Eventually she has released more than 25 metres of continuous strands, which drift away downwind, across the river. Suddenly she stops, and begins reeling the line back in. It pulls taut. Success! The other end has tangled itself in a bush on the far bank.
This is the first step in the construction of the world’s biggest spider web, which will hang above a tropical river. Perched in the centre of her vast web, the Darwin’s bark spider can feast on huge numbers of insects after they emerge from the water.
The Darwin’s bark spider was discovered in Madagascar only last year, by Matjaž Kuntner of the Slovenian Academy of Sciences and Arts in Ljubljana and Ingi Agnarsson of the University of Puerto Rico in San Juan. With Kuntner’s colleague Matjaž Gregorič and Todd Blackledge of the University of Akron in Ohio, they have carried out more field studies to find out how the spiders build their webs and what they are for.
The Darwin’s bark has a built-in advantage. Its silk is the toughest of any spider, which is particularly remarkable as spider silks are tough anyway, and stronger than many artificial substances.

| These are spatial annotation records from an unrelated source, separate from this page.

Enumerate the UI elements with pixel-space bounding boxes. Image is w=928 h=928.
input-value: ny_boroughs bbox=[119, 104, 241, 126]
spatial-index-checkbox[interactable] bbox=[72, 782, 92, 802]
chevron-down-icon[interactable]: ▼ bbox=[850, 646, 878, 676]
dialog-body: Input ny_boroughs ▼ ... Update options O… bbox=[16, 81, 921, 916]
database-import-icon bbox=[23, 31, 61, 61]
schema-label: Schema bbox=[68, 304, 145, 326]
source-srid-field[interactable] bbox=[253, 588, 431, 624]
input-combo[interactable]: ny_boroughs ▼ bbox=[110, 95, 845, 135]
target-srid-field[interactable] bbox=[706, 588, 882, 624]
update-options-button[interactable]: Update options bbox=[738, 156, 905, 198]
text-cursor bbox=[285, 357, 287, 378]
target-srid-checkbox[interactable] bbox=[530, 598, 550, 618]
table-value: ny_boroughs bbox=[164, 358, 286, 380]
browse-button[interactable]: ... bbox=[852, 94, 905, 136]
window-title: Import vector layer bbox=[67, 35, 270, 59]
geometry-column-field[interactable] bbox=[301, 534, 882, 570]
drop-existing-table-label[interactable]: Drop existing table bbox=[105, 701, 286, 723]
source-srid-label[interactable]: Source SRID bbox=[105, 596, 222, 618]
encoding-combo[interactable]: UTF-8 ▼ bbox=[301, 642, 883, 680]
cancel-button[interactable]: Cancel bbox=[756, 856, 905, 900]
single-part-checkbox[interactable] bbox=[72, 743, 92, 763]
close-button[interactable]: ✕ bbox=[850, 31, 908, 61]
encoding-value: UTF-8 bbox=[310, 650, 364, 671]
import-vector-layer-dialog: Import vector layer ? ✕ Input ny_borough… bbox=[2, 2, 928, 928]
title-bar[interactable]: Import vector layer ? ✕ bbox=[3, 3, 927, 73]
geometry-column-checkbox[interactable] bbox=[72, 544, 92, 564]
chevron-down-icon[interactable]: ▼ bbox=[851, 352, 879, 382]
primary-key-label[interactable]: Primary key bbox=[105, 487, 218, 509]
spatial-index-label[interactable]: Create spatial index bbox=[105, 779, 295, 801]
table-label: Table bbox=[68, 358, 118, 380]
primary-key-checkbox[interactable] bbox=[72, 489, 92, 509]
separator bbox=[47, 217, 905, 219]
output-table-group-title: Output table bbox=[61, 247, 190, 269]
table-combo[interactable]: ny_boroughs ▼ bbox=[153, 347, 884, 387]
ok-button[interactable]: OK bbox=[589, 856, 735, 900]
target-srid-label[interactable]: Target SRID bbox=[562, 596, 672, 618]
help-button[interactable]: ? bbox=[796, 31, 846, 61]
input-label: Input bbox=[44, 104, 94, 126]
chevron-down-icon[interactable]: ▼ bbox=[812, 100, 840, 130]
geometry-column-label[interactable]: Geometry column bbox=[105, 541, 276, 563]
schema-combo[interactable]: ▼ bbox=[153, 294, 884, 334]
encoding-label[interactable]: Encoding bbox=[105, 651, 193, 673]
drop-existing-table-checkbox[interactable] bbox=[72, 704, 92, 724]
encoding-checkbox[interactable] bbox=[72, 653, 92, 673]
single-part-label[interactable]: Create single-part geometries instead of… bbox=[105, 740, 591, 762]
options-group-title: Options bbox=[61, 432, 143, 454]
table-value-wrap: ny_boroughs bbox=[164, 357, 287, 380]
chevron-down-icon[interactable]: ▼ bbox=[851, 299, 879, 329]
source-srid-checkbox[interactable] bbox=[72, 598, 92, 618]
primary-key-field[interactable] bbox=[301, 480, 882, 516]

The river-spanning lines of silk are the longest section of the web. The spider’s method of building them – trailing silk into the open air and hoping for the best – is similar to the common spider trick of “ballooning”. Spiders who want to travel long distances release long strands of silk that act like kites and pull the spiders into the air. Ballooning is found in most species of spider, suggesting it has an ancient evolutionary origin – the bridging lines may have developed from it.